The pointer direction of each node is reversed so that the tail becomes the new head. Three cursors track the previous, current, and next nodes as the iteration porgresses.

typedef struct ListNode ListNode;

struct ListNode* reverseList(struct ListNode* head) {
    if (!head) return head;

    ListNode *prev = NULL, *curr = head, *next = curr->next;

    while (curr) {
        curr->next = prev;
        prev = curr;
        curr = next;
        if (next) {
            next = next->next;
        }
    }

    return prev;
}

Merging Two Sorted Lists

A dummy head simplifies the merging logic. The two input lists are compared element by element, and the smaller node is attached to the merged list. After one list is exhausted, the remaining node are linked directly.

typedef struct ListNode ListNode;

struct ListNode* mergeTwoLists(struct ListNode* list1, struct ListNode* list2) {
    if (!list1) return list2;
    if (!list2) return list1;

    ListNode dummy;
    ListNode *tail = &dummy;
    dummy.next = NULL;

    while (list1 && list2) {
        if (list1->val < list2->val) {
            tail->next = list1;
            list1 = list1->next;
        } else {
            tail->next = list2;
            list2 = list2->next;
        }
        tail = tail->next;
    }

    tail->next = list1 ? list1 : list2;
    return dummy.next;
}

Checking Palindromic Structure in a Linked List

A palindrome list reads identically forwards and backwards. By locating the midpoint with fast and slow pointers and reversing the second half, we can compare the halves directly. If any corresponding values mismatch, the list is not a palindrome.

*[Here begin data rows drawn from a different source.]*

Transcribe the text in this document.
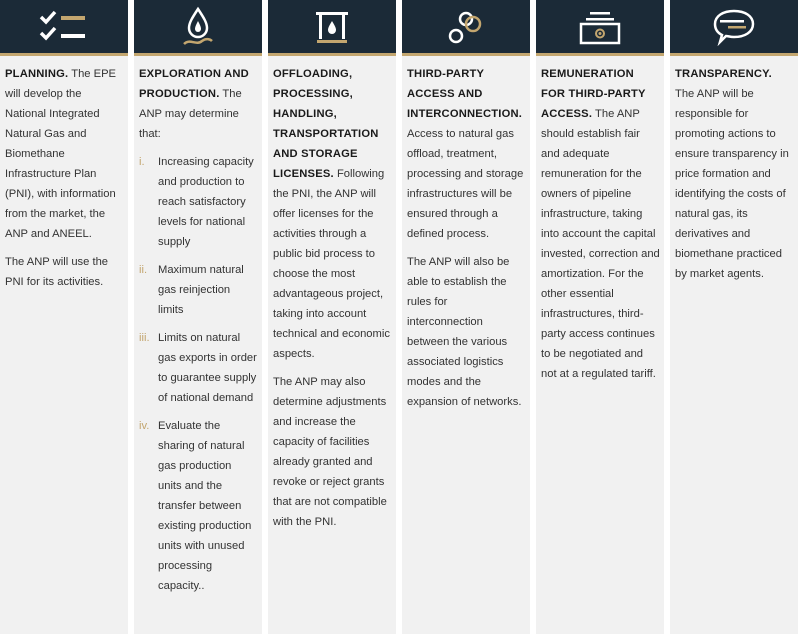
PLANNING. The EPE will develop the National Integrated Natural Gas and Biomethane Infrastructure Plan (PNI), with information from the market, the ANP and ANEEL.

The ANP will use the PNI for its activities.

EXPLORATION AND PRODUCTION. The ANP may determine that:

i.	Increasing capacity and production to reach satisfactory levels for national supply
ii. Maximum natural gas reinjection limits
iii. Limits on natural gas exports in order to guarantee supply of national demand
iv. Evaluate the sharing of natural gas production units and the transfer between existing production units with unused processing capacity..

OFFLOADING, PROCESSING, HANDLING, TRANSPORTATION AND STORAGE LICENSES. Following the PNI, the ANP will offer licenses for the activities through a public bid process to choose the most advantageous project, taking into account technical and economic aspects.

The ANP may also determine adjustments and increase the capacity of facilities already granted and revoke or reject grants that are not compatible with the PNI.

THIRD-PARTY ACCESS AND INTERCONNECTION. Access to natural gas offload, treatment, processing and storage infrastructures will be ensured through a defined process.

The ANP will also be able to establish the rules for interconnection between the various associated logistics modes and the expansion of networks.

REMUNERATION FOR THIRD-PARTY ACCESS. The ANP should establish fair and adequate remuneration for the owners of pipeline infrastructure, taking into account the capital invested, correction and amortization. For the other essential infrastructures, third-party access continues to be negotiated and not at a regulated tariff.

TRANSPARENCY. The ANP will be responsible for promoting actions to ensure transparency in price formation and identifying the costs of natural gas, its derivatives and biomethane practiced by market agents.
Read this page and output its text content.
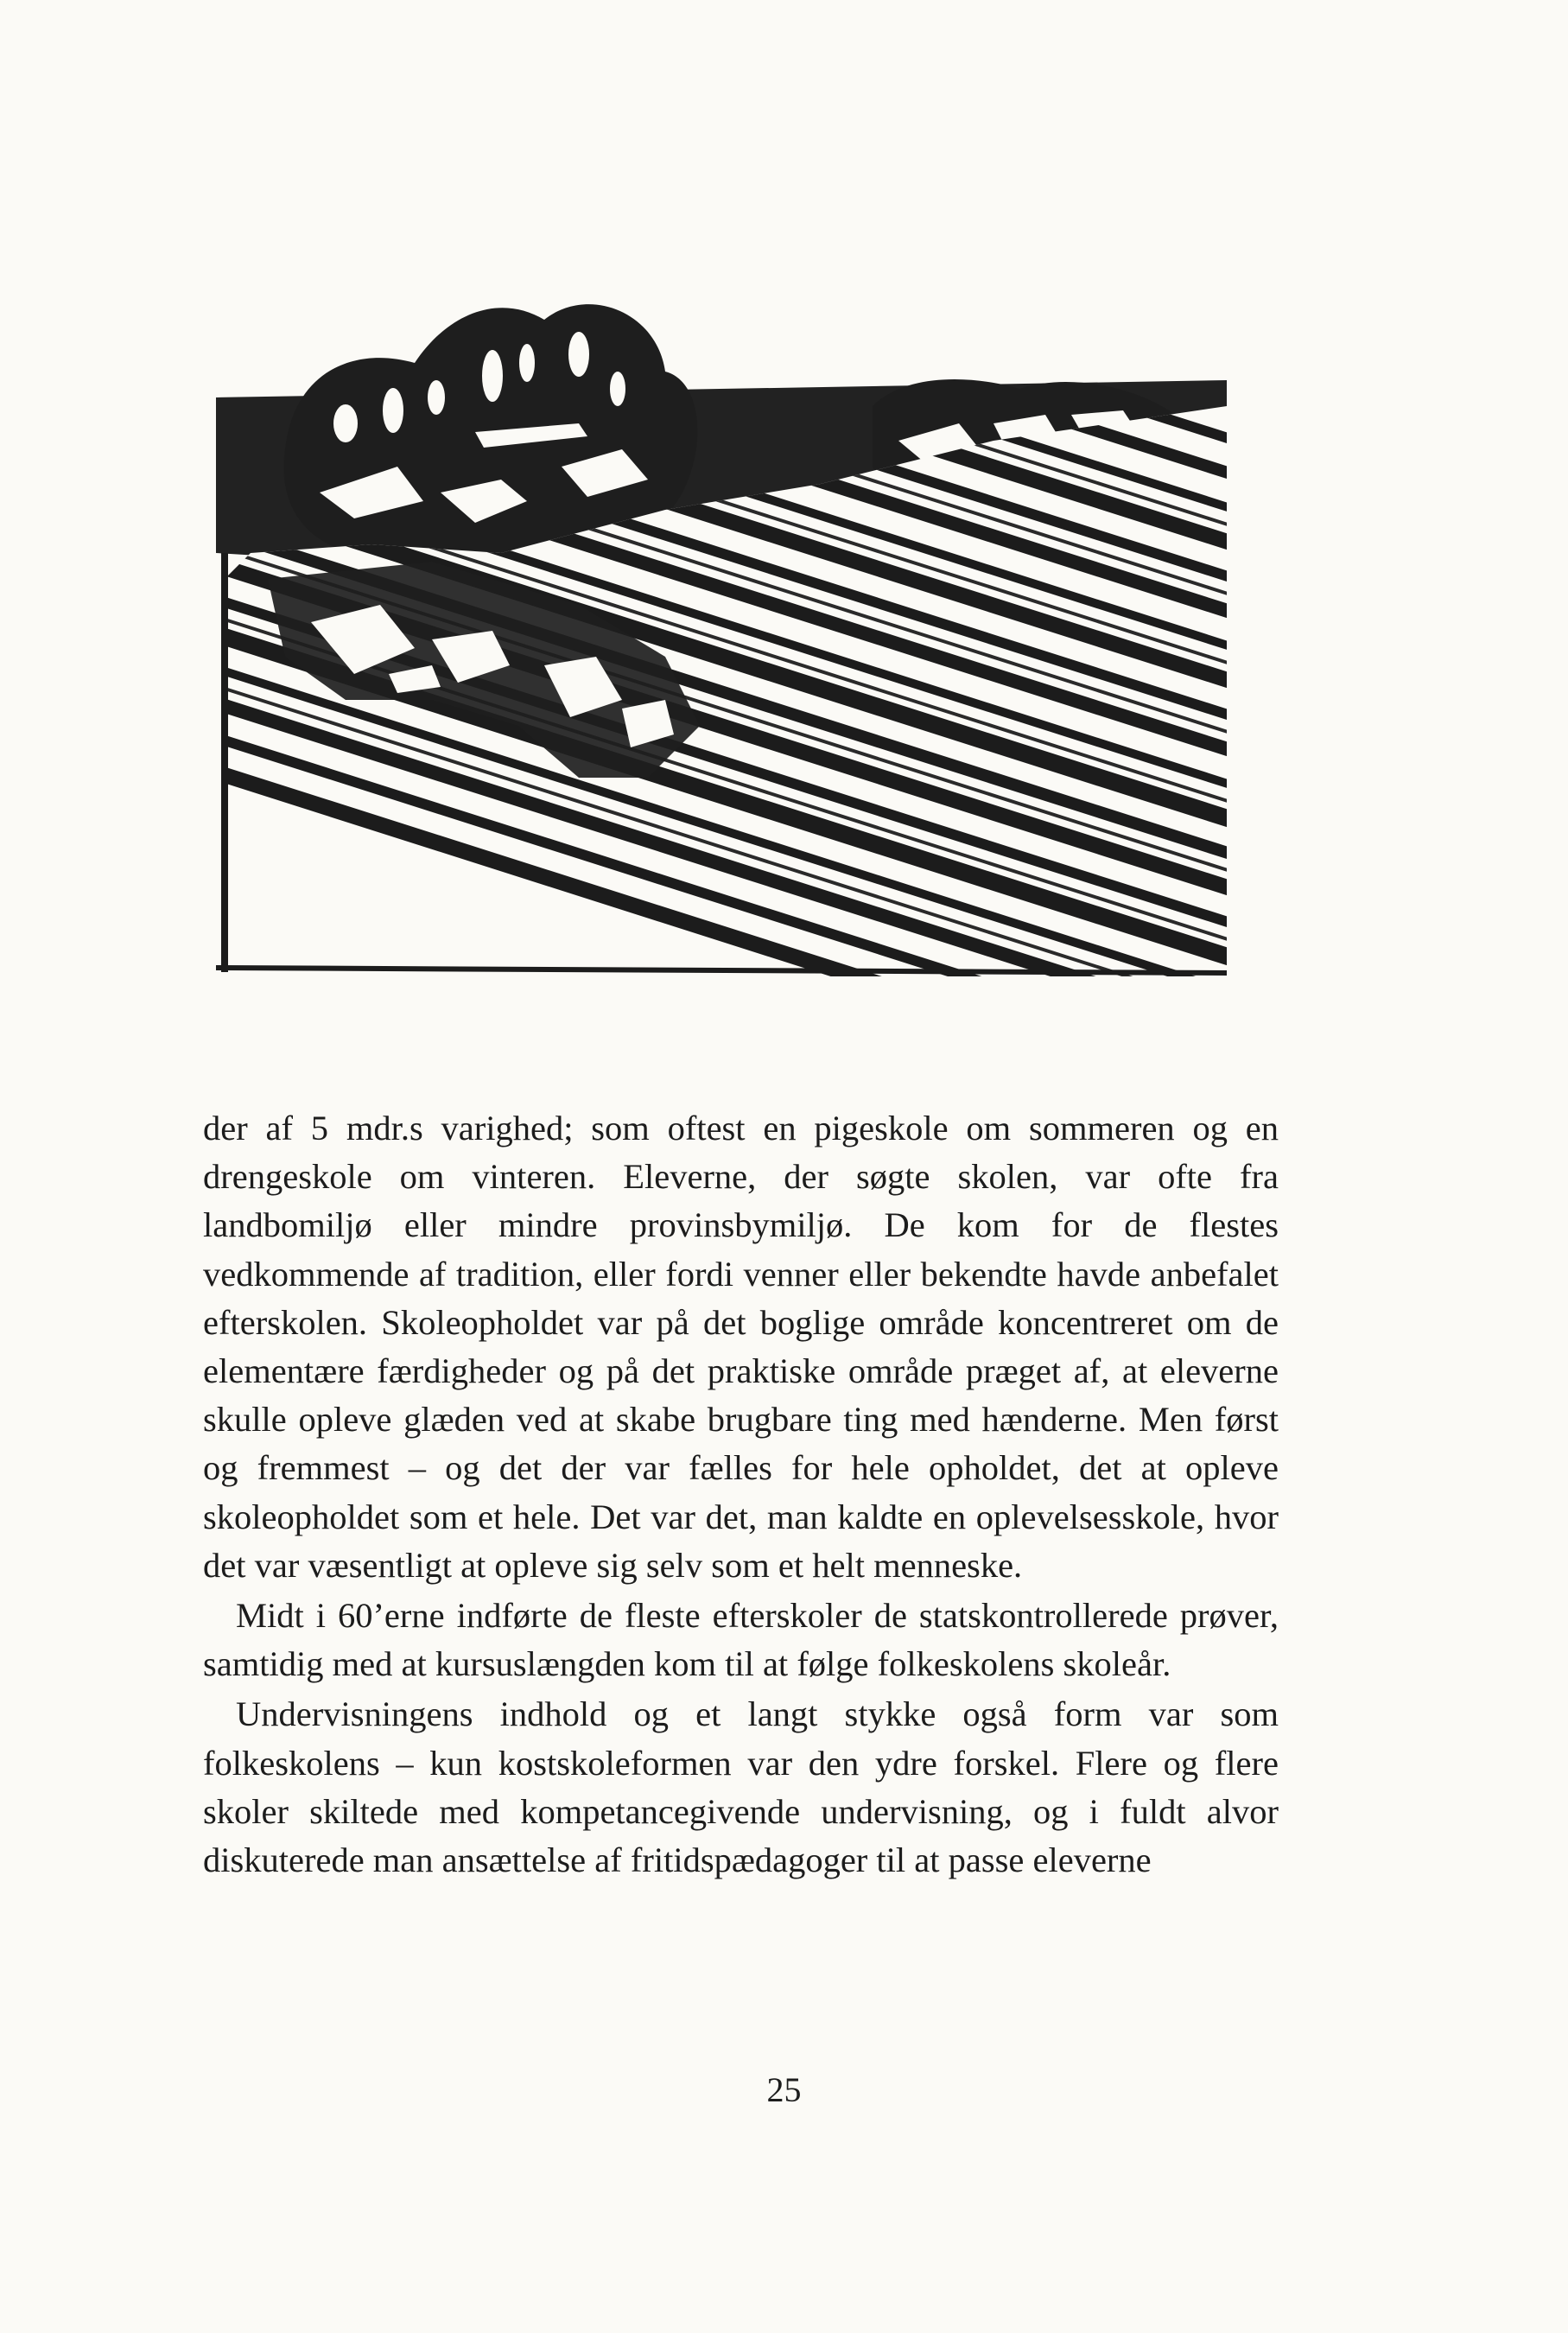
der af 5 mdr.s varighed; som oftest en pigeskole om sommeren og en drengeskole om vinteren. Eleverne, der søgte skolen, var ofte fra landbomiljø eller mindre provinsbymiljø. De kom for de flestes vedkommende af tradition, eller fordi venner eller bekendte havde anbefalet efterskolen. Skoleopholdet var på det boglige område koncentreret om de elementære færdigheder og på det praktiske område præget af, at eleverne skulle opleve glæden ved at skabe brugbare ting med hænderne. Men først og fremmest – og det der var fælles for hele opholdet, det at opleve skoleopholdet som et hele. Det var det, man kaldte en oplevelsesskole, hvor det var væsentligt at opleve sig selv som et helt menneske.

Midt i 60’erne indførte de fleste efterskoler de statskontrollerede prøver, samtidig med at kursuslængden kom til at følge folkeskolens skoleår.

Undervisningens indhold og et langt stykke også form var som folkeskolens – kun kostskoleformen var den ydre forskel. Flere og flere skoler skiltede med kompetancegivende undervisning, og i fuldt alvor diskuterede man ansættelse af fritidspædagoger til at passe eleverne

25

typedef struct ListNode ListNode;

class PalindromeList {
public:
    ListNode* findMiddle(ListNode* head) {
        ListNode *fast = head, *slow = head;
        while (fast && fast->next) {
            fast = fast->next->next;
            slow = slow->next;
        }
        return slow;
    }

    ListNode* reverseSegment(ListNode* head) {
        ListNode *prev = NULL, *curr = head, *next = NULL;
        while (curr) {
            next = curr->next;
            curr->next = prev;
            prev = curr;
            curr = next;
        }
        return prev;
    }

    bool chkPalindrome(ListNode* A) {
        if (!A) return true;
        ListNode* mid = findMiddle(A);
        ListNode* rightReversed = reverseSegment(mid);
        ListNode* left = A;

        while (rightReversed) {
            if (left->val != rightReversed->val)
                return false;
            left = left->next;
            rightReversed = rightReversed->next;
        }
        return true;
    }
};